Beowulf & Fluid Mechanics

Sat Jul 15 16:27:11 PDT 2000

> To me, the most interesting conclusions based on Brian's tests concern
> MPI implementationa.

That's very interesting. The ch_p4 device of mpich has some problems. I
suspect it would do much better on this test if it did things like call
select() to find out the next time it can get more bytes sent on a socket
instead of repeatedly calling non-blocking write(). Obviously entering the
kernel zillions of times is a bad idea.

However, the MVICH result is more odd. MVICH doesn't have to go through the
kernel to talk to Giganet, right? And as a point of comparison, Myrinet on a
dual Alpha has an smp penalty of as little as 3% on some of my real
applications (the FSL weather codes). Myrinet and Giganet are pretty much
the same, from the programmer point of view.

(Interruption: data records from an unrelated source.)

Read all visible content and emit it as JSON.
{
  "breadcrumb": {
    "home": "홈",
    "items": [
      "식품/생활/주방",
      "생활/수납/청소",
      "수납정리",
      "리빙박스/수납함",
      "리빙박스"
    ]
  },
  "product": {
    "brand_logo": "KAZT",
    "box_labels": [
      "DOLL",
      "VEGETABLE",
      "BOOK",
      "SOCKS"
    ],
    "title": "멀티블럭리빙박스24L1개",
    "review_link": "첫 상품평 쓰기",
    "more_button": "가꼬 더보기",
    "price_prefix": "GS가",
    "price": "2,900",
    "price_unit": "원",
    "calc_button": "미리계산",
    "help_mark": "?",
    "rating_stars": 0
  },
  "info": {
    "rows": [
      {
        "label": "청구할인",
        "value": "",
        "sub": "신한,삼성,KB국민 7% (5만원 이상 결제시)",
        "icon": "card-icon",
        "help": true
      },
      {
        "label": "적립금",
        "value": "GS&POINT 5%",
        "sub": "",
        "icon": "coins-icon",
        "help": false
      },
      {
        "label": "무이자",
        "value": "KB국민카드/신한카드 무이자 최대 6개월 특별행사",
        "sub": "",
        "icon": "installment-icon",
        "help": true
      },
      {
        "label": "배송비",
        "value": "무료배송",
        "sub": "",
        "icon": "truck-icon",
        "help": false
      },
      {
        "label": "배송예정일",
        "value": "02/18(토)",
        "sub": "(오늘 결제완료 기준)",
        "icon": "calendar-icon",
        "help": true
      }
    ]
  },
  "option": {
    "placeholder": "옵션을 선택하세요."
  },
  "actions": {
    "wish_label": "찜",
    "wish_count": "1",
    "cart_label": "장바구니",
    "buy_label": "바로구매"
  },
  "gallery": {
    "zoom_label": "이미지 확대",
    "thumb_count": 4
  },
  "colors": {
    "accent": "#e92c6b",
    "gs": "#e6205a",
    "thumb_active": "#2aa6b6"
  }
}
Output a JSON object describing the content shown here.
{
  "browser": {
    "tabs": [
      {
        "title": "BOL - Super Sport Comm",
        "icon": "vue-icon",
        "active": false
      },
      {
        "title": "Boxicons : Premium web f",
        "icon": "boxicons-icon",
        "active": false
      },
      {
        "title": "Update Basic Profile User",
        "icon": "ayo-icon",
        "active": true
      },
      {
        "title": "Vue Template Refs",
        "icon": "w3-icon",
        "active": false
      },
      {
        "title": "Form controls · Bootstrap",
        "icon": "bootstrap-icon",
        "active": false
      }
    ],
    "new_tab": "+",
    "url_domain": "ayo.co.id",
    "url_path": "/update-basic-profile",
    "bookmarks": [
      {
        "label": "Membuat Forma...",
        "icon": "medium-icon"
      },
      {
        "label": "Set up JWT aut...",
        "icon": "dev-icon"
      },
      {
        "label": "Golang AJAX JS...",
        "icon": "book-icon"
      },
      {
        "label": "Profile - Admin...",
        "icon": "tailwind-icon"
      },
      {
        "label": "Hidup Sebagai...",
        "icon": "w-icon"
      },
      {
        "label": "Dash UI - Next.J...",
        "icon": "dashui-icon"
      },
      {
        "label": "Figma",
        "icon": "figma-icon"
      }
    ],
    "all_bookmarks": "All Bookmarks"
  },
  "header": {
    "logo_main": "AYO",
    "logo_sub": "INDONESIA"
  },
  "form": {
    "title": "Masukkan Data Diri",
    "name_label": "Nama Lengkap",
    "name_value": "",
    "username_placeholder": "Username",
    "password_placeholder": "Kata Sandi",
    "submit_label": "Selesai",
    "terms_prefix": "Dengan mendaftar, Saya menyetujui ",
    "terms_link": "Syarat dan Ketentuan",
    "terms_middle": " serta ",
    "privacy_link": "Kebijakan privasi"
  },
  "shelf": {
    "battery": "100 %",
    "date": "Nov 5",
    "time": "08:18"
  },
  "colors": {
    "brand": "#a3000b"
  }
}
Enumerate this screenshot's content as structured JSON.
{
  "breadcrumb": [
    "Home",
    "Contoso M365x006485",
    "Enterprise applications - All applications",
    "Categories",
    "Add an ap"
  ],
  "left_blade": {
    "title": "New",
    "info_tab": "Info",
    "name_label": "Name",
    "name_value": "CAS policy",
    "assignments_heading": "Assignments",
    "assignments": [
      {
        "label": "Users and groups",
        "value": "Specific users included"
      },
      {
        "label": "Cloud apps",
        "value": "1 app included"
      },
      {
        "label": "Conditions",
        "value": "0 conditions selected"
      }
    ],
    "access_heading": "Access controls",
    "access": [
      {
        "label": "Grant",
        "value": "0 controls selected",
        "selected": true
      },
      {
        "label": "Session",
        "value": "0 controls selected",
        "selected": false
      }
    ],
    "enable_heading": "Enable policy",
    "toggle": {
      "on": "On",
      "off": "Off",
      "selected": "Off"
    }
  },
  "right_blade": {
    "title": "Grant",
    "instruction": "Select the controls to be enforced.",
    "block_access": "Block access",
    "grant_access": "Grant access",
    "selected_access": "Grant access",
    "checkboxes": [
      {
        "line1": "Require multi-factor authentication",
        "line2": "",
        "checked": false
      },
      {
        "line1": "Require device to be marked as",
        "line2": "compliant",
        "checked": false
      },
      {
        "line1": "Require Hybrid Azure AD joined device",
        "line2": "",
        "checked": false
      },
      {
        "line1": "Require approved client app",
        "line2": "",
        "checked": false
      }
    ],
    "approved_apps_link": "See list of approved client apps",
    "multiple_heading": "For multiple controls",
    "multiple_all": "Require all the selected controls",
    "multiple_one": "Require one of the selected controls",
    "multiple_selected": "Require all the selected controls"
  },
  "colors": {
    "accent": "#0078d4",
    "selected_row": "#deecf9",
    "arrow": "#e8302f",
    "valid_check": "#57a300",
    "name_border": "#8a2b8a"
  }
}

Obviously I should get a copy of Brian's test before I make the bald-faced
claim that I'm about to make, but: perhaps the SMP penalty you're seeing
from MVICH comes from the fact that it's beating on main memory or the PCI
bus in a tight loop. If it instead did a little in-processor busy loop to
not poll more than once every few microseconds, the main memory or PCI
traffic would be significantly lessened, but the latency wouldn't change
much.

The Alpha has both a better main memory and PCI implementation, so that's my
guess why the effect is smaller. But, as I said, I would like to test this
and see.

SMP effects are an extremely interesting swamp to dive into. I know that
Compaq SC benchmarks (4-proc Alphas with Quadrics -- but only 2.5 cpus worth
of main memory bandwidth) can show some *really* interesting performance
losses for multiple CPUs. I have tried to avoid multi-processor machines for
this reason, but the 2nd Intel cpu is so cheap that it's hard to dodge using
them.

-- greg